Wonderful writing from Lauren Collins.
Replaying My Shame
I am never allowed to forget that this moment existed for long. It seems that whenever I’m about to, it pops back up: A new acquaintance — a nurse about to draw blood, or a fellow parent at the playground — will narrate it to me from memory as they piece together why it is I look familiar. An interviewer will use it to introduce me to an audience as I sit there waiting for them to mention that I’ve written books. It’s hard to quantify how many people have watched the clip, pageviews being the fudgable metric they are, but one version on YouTube has 3 million views and counting. Just based on initial viewership of the live show, it’s the largest audience I have ever reached simultaneously in my entire career, and in all likelihood it will remain so.
Hard relate.
Quick Links
"The boy with the most beautiful name in Hollywood was once told by an agent to change it to Lenny Williams." Love this 1995 profile of Leonardo DiCaprio (NYT). Oh, the access!

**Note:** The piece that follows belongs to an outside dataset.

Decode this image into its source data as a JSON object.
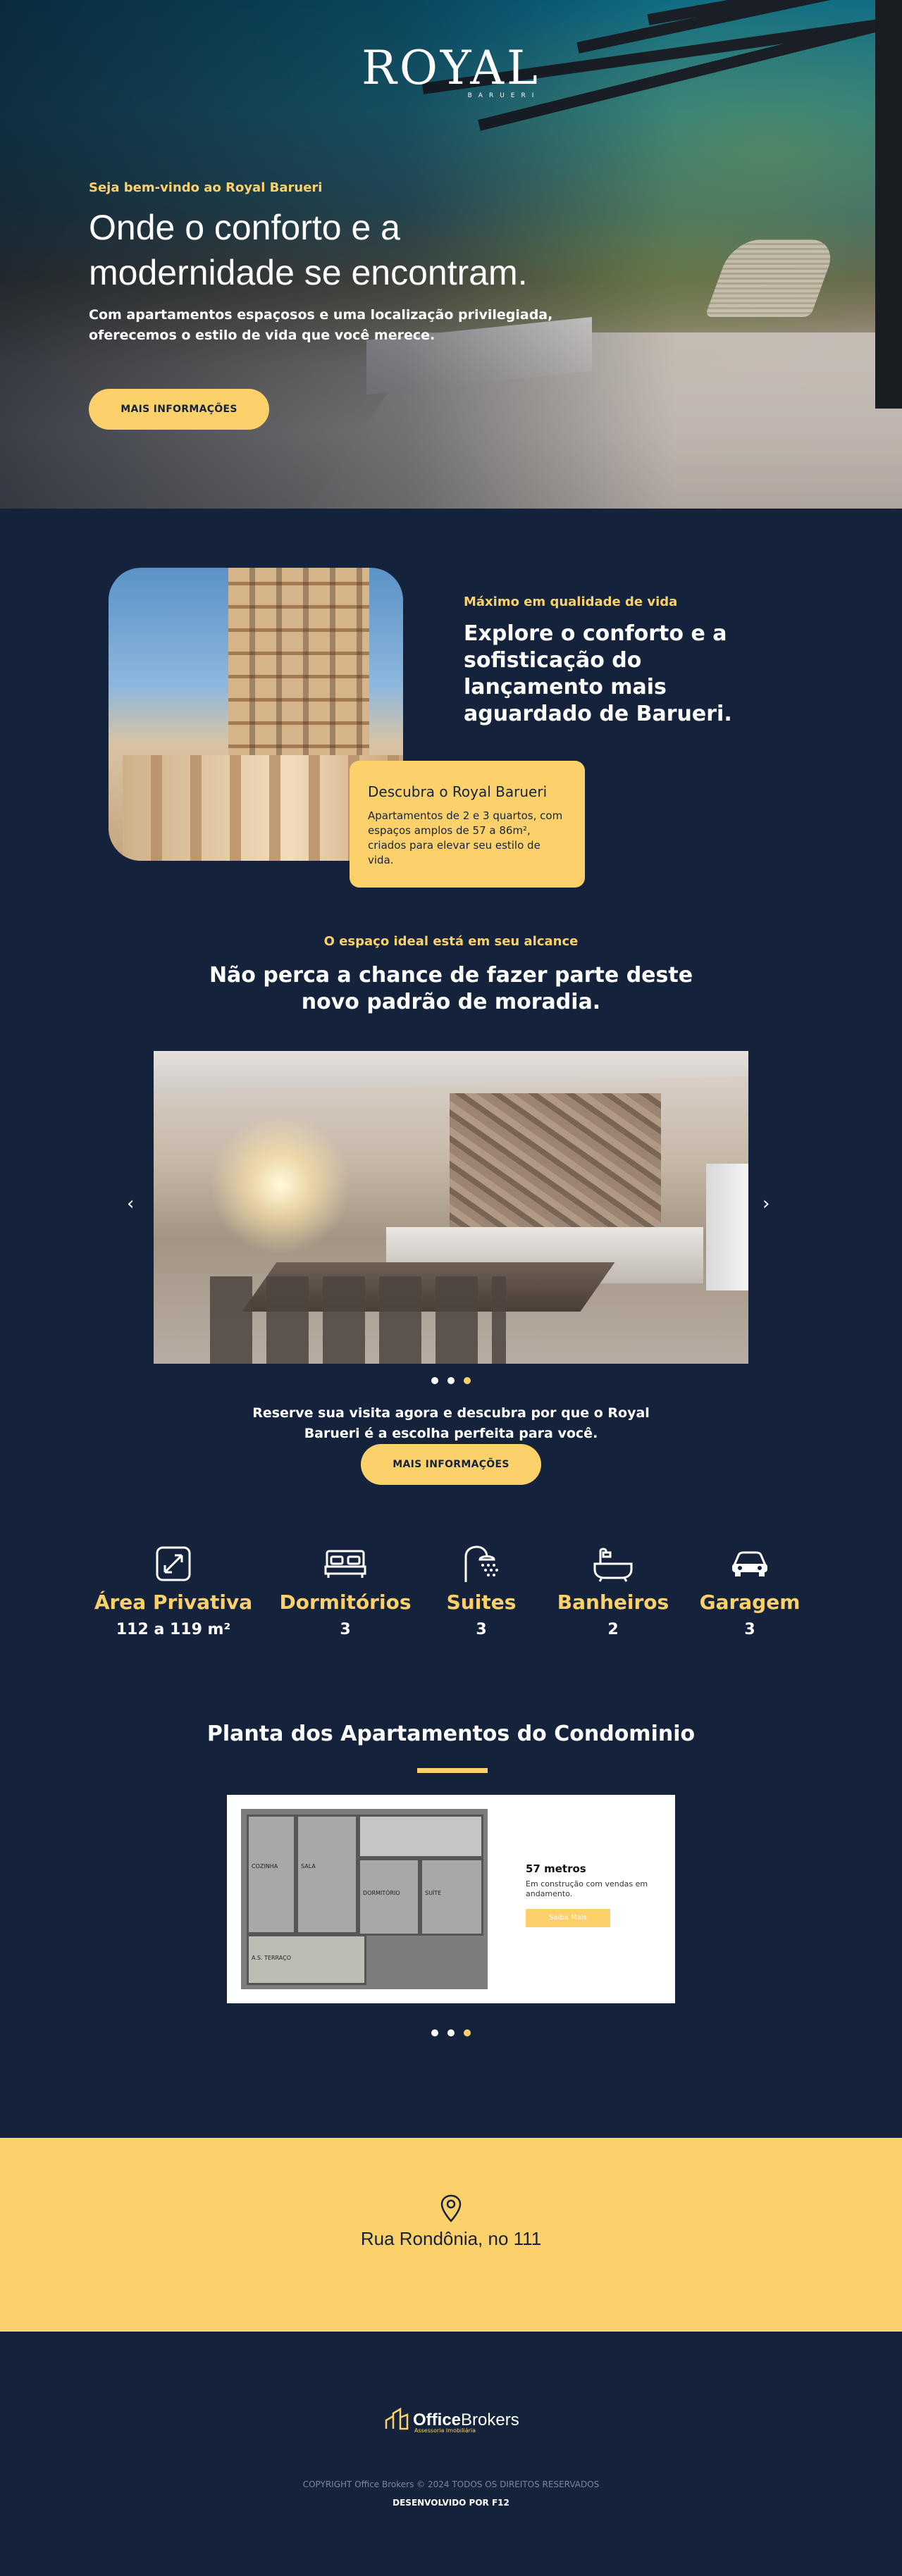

"Recently I came to understand that my unmanageable inbox was a direct result of the way I composed my own messages. This realization changed my life: Bad email begets bad email. The only way to break the cycle is to send better emails in the first place." Preach.
All those studies on depression medication which use mice . . . ever wondered how you know a mouse is less depressed? Turns out neither do scientists. They've been using "how long will they swim to stop themselves drowning" as a proxy.
"The Hot Mess is more of a persona than a personality, less a projection of “flawed human being who tries her best and often succeeds” than the broadcasted shrug of “that 10th house in Capricorn was a lucky break, I guess.” Her achievements aren’t accidents, but she doesn’t want you to see how much she cares." This is SUCH a temptation for high-flying women. Don't dislike me! I'm actually a mess! Resisting Hot Mess Syndrome was one of the reasons I was enthusiastic about Elizabeth Warren, before her mysterious handbrake turn into dead-end identity politics.